The Costa Blanca has for many years been one of Spain’s main tourist areas. It was one of the original “sol y playa” (sun and beach) destinations for the north Europeans when mass tourism started in the 1960s and 70s. It was when the Brits, Germans and Scandinavians discovered the delights of Benidorm, Calpe and Jávea and where a week in Benidorm was marketed as a cheaper alternative to Blackpool or Bornholm. A second phase of tourism developed and that is what is commonly called, residential tourism. Yes, from the 1980s onwards hundreds of thousands of Europeans bought a second home on the Costa Blanca. So today all along the Costa Blanca there are two distinct types of tourists on the Costa Blanca – those who are enjoying a short “package tour” and those who live on the Coast for a greater or smaller part of the year. Indeed as the tourists have become more sophisticated and more “adventurous” there is now a third type – those who have bought flight-only tickets and have made their own arrangements and book their accommodation privately either direct to hotels or in villas and apartments. The Costa Blanca caters for all three types of tourists quite superbly.
The Costa Blanca is normally split into two separate regions when describing it – Costa Blanca North (which is considered to be Alicante and north to the border with the Costa Azahar and the Costa Blanca South which includes Santa Pola, Guardamar, Rojales, the inland Vega Baja and Torrevieja. Torrevieja is a special case in many ways as it has very little package tourism from outside Spain but is one of the very biggest examples of residential tourism. In the early 1990s when residential tourism was exploding, Torrevieja was usually described as the prime example of a “boom” town. Indeed it’s population doubled from 50,000 to over 100,000 in just five short years. The overwhelming majority of the new torrevejenses were north Europeans. All around Torrevieja there were smaller towns increasing in size at a dramatic pace – Orihuela, Rojales, Benijofár, Guardamar, Los Montesinos and Gran Alacant in Santa Pola. When the property bubble exploded in 2008, the populations plateaued and the house prices tumbled. Torrevieja in 2003, 2008 and 2013 are three very “different” towns.
Going north from Alicante (which itself is more of a working city and which ís largely untouched by residential tourism from outside Spain), there is Villajoyosa (mixed), Benidorm (hugely popular with the Brits) Albir/Alfaz del Pí (Norwegian) Altea (mixed), Calpe (with a strong German presence), Jávea (very mixed) and Dénia. It is an over-simplification to call any town ONE nationality or the other but you only need to stroll around the towns to see whose money the shopkeepers and bar owners are targeting!
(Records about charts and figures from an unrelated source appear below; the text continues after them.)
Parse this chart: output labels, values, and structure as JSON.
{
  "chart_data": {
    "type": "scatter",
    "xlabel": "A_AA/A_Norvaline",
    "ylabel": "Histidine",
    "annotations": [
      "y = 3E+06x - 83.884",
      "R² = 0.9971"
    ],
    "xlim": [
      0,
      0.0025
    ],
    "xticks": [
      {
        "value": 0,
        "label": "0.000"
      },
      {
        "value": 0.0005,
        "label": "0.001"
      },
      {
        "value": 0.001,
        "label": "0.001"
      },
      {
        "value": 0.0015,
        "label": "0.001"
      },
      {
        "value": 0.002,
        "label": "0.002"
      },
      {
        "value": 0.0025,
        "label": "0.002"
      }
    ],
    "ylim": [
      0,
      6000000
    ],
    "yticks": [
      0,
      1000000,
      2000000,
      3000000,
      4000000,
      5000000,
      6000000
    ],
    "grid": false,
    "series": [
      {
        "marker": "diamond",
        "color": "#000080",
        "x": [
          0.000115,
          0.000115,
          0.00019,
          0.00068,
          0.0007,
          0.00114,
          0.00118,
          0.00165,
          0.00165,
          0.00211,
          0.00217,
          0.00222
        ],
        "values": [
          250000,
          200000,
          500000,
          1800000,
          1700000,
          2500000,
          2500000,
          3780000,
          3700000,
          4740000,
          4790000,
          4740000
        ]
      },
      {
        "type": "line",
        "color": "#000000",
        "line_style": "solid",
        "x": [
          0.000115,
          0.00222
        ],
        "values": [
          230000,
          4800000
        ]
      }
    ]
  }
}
Benidorm is well covered elsewhere on ThisIsSpain but to give an example of the differences between towns, this municipality of less than 100,000 residents has more bed nights on any one night of the year than Torrevieja has on all 365 in total. It was one of the original “Sand, Sea, Sun and S..” resorts and still has a special place in many Brits hearts and where tens of millions have spent at least one fortnight in the past fifty years! A great many come back every year and nowadays a huge number spend several months of the year here – especially the senior citizens in the winter months. In 2014, I started www.thisisbenidorm.info
The regional papers now all have online editions and you can keep up with all the news with www.coastrider.net (Coast Rider), www.costa-news.com (Costa Blanca News) and www.roundtownnews.com (Round Town News) and The Courier in English. There are www.vikingposten.no and www.spaniaposten.com in Norwegian. There is Costa Blanca Zeitung and www.costanachrichten.com in German. www.halloonline.com is in Dutch. There are various local editions too such as The Buzz, Round Town Times and the British Gazettein Benidorm.
Yes, whatever you are looking for in Spain, it is likely that you can find it on this coast or just inland. Enjoy!